Era un’epoca in cui per gli attori il talento era talento e non
esistevano cast di serie A o serie B, categorizzazioni semmai riservate
soltanto a giudizi di merito sulle pellicole, e quindi non appariva affatto
strano vedere gomito a gomito Louis Seigner e Franco Franchi, Ernesto Calindri
e Nino Terzo.
Il titolo secondario del film - impresso nei fotogrammi iniziali - è “Pochade
in un tempo… moderno”, e la sottolineatura pleonastica costituita da
quest’ultimo aggettivo, letta con lo spirito di oggi, è già un motivo di
divertimento esattamente come tutte le
volte in cui constatiamo, in un film dei primi anni '60, che qualsiasi
implicazione di argomenti sessuali era già di per sé un fattore indicante una
compiaciuta, pruriginosa e decadente mondanità. Sempre con gli occhi di oggi,
poi, trattandosi di un film diretto da Fulci, sappiamo già di doverci aspettare
provocazioni e graffi satirici anche politici piuttosto marcati e ben al di sopra
degli standard dell’epoca. Sarebbe stato interessante interpellare lo
spettatore medio di mezza età all’uscita dal film sulle sue impressioni
riguardo a una commedia che vede con palese simpatia umana certe
‘professioniste’ e che non lesina frecciate dirette e ben pronunciate su un
certo modo di far politica dell’allora intoccabile ‘balena bianca’.
Indubbiamente, sempre col senno del poi, leggiamo in questa pellicola un
anticipo, ancorché più garbato ed elegante, delle tematiche che nel 1972
diedero vita al suo controverso All’Onorevole
Piacciono le Donne, commedia surreale ma talmente palese nei suoi intenti
da scatenare dibattiti e censure in un’epoca in cui si era, almeno
teoricamente, più preparati alla beffa politica.

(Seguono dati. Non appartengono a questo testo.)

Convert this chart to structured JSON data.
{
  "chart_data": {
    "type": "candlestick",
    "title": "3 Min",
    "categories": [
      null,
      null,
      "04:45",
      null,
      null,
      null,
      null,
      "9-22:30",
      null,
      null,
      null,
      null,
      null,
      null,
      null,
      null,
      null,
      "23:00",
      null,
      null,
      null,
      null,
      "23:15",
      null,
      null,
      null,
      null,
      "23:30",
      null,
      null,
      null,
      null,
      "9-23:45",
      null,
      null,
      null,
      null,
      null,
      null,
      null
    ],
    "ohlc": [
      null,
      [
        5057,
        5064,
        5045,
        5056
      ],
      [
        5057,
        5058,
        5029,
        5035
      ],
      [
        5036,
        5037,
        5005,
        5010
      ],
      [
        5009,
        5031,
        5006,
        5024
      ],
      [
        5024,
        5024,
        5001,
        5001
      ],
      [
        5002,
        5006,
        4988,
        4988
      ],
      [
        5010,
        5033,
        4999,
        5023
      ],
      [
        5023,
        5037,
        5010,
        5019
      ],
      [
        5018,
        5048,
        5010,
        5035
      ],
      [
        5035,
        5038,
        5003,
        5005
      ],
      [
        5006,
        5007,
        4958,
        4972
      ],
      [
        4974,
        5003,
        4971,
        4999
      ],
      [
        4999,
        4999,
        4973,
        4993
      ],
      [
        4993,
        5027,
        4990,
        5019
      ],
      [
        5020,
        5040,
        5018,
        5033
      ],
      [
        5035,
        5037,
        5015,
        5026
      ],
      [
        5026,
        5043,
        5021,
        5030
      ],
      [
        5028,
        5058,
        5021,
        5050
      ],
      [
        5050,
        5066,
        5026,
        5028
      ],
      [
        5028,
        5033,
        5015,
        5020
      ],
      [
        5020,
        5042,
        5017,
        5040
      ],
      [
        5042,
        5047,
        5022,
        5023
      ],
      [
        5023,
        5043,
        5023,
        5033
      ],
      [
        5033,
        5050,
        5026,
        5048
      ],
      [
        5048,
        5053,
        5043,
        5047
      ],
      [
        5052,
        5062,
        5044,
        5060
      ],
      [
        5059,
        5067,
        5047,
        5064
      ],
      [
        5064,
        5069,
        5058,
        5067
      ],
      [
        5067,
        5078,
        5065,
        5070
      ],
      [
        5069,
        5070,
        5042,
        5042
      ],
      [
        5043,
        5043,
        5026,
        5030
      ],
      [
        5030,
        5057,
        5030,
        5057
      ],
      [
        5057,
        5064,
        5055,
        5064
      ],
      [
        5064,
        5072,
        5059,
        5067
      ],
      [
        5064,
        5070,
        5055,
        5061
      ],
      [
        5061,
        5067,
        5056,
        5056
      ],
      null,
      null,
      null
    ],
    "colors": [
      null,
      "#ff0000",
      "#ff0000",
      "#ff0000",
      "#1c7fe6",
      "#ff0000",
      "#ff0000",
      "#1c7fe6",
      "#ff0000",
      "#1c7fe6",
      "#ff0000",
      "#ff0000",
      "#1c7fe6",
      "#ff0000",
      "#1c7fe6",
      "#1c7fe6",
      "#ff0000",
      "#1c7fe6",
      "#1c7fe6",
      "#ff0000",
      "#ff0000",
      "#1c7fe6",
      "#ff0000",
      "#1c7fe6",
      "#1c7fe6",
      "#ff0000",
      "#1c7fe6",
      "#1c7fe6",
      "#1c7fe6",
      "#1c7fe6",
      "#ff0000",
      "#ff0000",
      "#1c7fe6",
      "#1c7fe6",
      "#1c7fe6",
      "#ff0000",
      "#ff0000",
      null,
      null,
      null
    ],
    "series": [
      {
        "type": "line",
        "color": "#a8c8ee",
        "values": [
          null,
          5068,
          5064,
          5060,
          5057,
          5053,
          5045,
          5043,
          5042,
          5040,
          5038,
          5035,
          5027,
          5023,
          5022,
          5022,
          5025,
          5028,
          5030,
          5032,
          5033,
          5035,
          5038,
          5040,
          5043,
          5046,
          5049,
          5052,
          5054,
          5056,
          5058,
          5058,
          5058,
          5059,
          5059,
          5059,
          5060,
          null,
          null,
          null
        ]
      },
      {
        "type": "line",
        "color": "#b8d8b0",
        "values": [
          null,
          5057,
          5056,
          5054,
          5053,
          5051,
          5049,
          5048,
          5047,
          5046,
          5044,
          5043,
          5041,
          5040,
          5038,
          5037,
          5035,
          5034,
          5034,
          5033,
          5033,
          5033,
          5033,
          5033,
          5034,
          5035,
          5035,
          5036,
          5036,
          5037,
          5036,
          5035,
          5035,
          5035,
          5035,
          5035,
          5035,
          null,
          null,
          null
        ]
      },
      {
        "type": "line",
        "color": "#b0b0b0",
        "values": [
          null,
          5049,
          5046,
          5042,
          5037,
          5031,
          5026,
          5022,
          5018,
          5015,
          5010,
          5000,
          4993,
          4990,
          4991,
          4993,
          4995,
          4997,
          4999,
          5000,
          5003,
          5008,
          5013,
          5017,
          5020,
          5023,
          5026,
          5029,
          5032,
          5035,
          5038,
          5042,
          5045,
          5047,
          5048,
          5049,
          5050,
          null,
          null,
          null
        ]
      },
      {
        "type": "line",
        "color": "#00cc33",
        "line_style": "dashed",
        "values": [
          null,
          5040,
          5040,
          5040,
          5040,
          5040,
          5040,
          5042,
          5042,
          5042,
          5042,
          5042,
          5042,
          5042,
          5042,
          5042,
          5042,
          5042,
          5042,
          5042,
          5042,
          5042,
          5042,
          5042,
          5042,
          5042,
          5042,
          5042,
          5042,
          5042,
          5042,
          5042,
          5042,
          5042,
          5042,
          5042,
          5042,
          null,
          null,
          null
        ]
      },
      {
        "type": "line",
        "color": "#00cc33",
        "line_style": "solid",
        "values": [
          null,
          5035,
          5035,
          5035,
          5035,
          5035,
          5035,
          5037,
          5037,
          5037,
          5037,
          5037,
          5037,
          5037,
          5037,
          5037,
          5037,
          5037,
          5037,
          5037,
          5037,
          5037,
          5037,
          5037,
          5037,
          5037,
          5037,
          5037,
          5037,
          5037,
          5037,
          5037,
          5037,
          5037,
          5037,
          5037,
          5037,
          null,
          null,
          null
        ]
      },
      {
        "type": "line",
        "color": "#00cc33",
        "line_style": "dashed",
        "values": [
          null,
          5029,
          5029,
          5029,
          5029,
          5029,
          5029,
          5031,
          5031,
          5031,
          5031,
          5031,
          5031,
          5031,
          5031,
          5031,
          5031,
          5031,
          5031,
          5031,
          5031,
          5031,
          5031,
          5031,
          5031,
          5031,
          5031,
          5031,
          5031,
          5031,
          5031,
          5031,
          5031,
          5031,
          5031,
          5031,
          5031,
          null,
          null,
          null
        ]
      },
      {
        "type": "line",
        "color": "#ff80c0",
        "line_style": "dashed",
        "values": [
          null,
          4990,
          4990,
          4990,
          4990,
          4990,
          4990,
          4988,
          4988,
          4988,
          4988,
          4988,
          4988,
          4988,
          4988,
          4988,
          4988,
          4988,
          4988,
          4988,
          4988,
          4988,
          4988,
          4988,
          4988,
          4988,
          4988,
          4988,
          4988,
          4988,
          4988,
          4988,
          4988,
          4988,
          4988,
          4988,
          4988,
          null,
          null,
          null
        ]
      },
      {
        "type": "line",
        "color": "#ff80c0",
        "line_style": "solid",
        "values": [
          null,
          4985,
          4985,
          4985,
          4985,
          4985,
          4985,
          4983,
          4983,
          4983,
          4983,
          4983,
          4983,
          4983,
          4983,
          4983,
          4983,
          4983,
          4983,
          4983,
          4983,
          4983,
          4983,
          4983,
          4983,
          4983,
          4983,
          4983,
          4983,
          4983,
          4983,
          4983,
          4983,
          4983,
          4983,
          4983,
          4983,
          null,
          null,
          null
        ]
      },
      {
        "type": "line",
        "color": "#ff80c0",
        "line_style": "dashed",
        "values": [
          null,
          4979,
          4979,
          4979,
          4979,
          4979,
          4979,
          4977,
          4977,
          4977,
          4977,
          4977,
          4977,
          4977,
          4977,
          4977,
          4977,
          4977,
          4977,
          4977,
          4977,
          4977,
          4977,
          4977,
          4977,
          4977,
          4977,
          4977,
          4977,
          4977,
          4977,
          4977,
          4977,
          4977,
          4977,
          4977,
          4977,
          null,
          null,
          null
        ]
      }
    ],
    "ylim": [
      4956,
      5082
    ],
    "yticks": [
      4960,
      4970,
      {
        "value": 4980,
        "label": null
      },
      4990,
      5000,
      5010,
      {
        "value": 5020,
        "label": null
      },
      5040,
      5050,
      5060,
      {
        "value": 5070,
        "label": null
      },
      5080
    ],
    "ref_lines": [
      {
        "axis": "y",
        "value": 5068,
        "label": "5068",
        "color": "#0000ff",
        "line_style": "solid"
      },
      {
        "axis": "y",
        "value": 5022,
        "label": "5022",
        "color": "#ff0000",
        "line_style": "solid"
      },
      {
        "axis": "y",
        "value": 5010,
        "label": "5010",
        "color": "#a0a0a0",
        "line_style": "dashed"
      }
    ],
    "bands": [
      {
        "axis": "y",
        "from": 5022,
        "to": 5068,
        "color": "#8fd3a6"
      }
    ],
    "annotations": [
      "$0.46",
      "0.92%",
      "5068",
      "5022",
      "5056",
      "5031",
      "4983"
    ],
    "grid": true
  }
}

Certo, tra gli autori del film del ’62 non figura il nome del regista
(si trattava di Oreste Biancoli, Italo De Tuddo, Vittorio Metz e Antoinette
Pellevant), ma chi sa qualcosa di Fulci è perfettamente al corrente del fatto
che era impossibile che dalla sua mano non derivasse una personalizzazione
determinante, al punto che ci sentiamo ragionevolmente certi che, con lui di
mezzo, per arrivare a un risultato così ardito la coproduzione francese non fosse
assolutamente necessaria. Il contributo francese lo percepiamo più che altro
dalla prima parola del titolo secondario, poiché effettivamente
dell’attualizzazione di una pochade si tratta, ossia di un intreccio di
situazioni piccanti che affonda le sue radici nella commedia teatrale parigina
del XIX secolo e di cui proprio Luois Seigner della Comédie française era il portavoce principale (e difatti la sua
scritturazione non fu affatto casuale). Scelte dettate dalla coproduzione,
dunque, ma che non erano estranee al mondo personale di Fulci, il quale era un grande
conoscitore della cultura transalpina. La Francia, dal canto suo, ricambierà l’attenzione
riservatale dal regista (celebri le sue citazioni artoidiane in L’Aldilà, benché da alcuni ritenute
arbitrarie) dimostrandosi uno dei primi Paesi a riconoscere la sua dimensione
autoriale.
La
derivazione stilisticamente teatrale del film, da parte italiana è dimostrata
soprattutto dalla presenza di Ernesto Calindri, attore da palcoscenico per
antonomasia, dal sorriso sornione e particolarmente ferrato per i temi scanzonati.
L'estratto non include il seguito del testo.